There is also an intense awareness of the sin which he believes is at the root of his suffering.  He experiences God’s judgement as a ‘scourge’ and a ‘blow’.  (verse 10).   He is aware that there may be a purpose behind the fall of God’s judgement but enough is enough,  he wants it to end.  Spiritually he feels an ‘alien’ and a ‘stranger’, cut off from God with no expectation of blessing.  


Then comes the prayer that God will ‘look away’ from him and give him some reason to rejoice before his life reaches its end.   It is so different from expressions of hunger and thirst for the reality of God that we find so often in Scripture.  But there is no doubt that there are times when the ancient people of God experienced him as a dark presence with unfathomable purpose.  This usually goes along with an awareness of personal sin and the disruption this brings in our relationship with God.   There will be no peace until this is eased in the blessing of forgiveness.


Actually this is not that far away in Psalm 39.  The fact is that David is praying, his heart is still turned to God, and his desire is for a change in his relationship with God.  No more a man of sin, no more a focus for judgement but someone who once again knows blessing in his life.  The cry for God to ‘Look away’ is for a changed experience of God.  No longer a source of darkness but a source of blessing.  


I wonder if this Psalm was in the mind of Jesus when he was being crucified.  We know that when He experienced the full force of God’s judgement on the sins of the world he cried out in the words of Psalm 22:1:


‘My God, my God, why have you forsaken me?’  


It is as if the Father has departed, as if, to paraphrase the hymn, the Father has turned His face away.  But this is what sin does to us.  It obscures the Father’s face, disrupts our relationship with Him, places us at a distance from Him.  It is our blessing that it was when Jesus passed through this experience he paid the price for our sin and opened up the possibility of forgiveness and renewal.   It was a man who knew about awareness of sin and the blessing of forgiveness who wrote:


‘Christ died for sins once for all, the righteous for the unrighteous, to bring you to God.’  (1 Peter 3: 18a.)   

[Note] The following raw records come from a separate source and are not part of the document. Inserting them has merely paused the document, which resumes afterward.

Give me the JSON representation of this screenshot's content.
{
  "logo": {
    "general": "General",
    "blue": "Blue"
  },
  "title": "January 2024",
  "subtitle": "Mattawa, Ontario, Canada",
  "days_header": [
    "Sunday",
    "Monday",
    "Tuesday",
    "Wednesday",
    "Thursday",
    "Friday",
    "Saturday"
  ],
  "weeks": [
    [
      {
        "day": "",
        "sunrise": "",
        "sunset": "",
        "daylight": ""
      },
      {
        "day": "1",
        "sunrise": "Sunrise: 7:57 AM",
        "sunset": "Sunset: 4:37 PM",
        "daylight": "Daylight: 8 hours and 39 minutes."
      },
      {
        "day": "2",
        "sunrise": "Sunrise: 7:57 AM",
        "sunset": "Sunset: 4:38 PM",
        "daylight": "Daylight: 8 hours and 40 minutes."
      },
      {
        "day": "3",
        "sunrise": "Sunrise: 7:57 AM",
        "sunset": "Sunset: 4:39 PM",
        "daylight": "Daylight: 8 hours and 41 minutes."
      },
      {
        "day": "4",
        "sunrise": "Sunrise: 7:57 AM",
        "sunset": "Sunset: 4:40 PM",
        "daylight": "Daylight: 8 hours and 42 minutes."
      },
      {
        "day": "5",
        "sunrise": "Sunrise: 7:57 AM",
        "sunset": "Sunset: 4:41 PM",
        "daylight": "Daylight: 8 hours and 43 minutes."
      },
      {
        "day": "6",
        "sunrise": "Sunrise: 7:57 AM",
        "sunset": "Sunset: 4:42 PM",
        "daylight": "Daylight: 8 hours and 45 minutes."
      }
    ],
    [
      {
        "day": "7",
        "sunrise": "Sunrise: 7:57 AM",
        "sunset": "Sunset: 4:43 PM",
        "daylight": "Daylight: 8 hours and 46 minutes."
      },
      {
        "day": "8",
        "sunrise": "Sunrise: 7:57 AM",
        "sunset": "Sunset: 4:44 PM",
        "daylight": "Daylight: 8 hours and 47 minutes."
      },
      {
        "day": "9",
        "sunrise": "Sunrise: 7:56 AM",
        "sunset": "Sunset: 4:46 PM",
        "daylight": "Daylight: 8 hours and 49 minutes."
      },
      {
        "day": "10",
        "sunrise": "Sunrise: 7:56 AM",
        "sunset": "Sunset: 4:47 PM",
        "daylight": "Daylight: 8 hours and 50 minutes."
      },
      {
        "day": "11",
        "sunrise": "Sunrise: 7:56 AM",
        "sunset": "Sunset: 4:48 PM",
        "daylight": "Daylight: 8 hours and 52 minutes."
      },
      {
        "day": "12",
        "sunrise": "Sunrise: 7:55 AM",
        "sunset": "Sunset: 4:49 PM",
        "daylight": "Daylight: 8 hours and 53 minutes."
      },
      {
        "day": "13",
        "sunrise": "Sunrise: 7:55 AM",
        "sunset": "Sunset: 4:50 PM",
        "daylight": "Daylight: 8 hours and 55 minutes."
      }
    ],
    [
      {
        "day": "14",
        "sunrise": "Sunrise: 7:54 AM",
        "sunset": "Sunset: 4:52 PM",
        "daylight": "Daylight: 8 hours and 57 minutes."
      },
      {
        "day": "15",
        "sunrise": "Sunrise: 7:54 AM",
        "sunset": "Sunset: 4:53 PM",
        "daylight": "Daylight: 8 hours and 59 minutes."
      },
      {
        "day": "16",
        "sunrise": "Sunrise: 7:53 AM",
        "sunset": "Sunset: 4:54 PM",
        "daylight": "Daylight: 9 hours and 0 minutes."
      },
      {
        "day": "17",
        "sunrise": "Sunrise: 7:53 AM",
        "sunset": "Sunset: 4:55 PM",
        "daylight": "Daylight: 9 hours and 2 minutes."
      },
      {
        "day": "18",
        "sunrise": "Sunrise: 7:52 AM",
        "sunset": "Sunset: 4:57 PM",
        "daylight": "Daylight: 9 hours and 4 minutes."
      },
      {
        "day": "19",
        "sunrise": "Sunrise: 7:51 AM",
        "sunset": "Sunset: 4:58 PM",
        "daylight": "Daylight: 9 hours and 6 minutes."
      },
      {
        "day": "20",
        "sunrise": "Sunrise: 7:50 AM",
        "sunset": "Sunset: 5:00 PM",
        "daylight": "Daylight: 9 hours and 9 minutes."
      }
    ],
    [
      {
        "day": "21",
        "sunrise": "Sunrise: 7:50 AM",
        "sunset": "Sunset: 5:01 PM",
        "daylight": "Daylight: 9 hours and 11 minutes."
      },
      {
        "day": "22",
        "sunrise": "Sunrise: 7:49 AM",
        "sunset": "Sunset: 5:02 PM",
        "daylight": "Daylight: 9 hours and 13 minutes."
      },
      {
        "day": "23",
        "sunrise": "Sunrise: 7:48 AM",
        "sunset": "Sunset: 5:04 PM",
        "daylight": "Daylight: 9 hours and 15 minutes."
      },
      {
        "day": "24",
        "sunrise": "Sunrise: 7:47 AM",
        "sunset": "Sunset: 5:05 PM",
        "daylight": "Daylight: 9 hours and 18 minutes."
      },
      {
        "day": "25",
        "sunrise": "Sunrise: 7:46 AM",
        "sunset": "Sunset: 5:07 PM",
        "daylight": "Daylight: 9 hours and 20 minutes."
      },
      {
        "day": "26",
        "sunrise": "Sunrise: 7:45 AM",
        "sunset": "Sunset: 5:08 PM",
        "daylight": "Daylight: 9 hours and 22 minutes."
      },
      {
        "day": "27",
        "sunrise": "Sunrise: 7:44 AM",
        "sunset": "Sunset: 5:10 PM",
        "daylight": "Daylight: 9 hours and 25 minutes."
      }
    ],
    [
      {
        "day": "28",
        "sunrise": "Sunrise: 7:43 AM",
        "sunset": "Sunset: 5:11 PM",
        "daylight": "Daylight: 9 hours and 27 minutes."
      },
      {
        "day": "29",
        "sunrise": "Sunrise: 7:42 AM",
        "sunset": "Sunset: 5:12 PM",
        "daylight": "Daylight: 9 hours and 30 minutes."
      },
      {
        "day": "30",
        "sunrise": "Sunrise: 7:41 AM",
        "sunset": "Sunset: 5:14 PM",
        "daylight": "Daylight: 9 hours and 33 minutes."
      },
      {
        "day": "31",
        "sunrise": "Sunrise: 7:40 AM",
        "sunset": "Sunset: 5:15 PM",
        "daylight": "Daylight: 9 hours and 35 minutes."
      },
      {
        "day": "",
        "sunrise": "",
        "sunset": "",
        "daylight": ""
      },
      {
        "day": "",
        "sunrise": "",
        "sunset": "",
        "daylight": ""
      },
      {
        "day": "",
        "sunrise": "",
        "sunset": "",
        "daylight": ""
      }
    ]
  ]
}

That’s a good verse to reflect upon in Advent.  When the Christian Year was  established Advent was not just a countdown to Christmas.  It was a time to reflect upon personal sin, the judgement of God and the accounting we will all undergo at the future coming of our Lord.  Not exactly ‘Jingle Bells’ is it?  But it has a place not just once or twice in the year but regularly in our walk with God.  It is no bad thing to feel the weight of judgement.  How else can we know the blessing of knowing that the righteous has died for the unrighteous to bring us to God.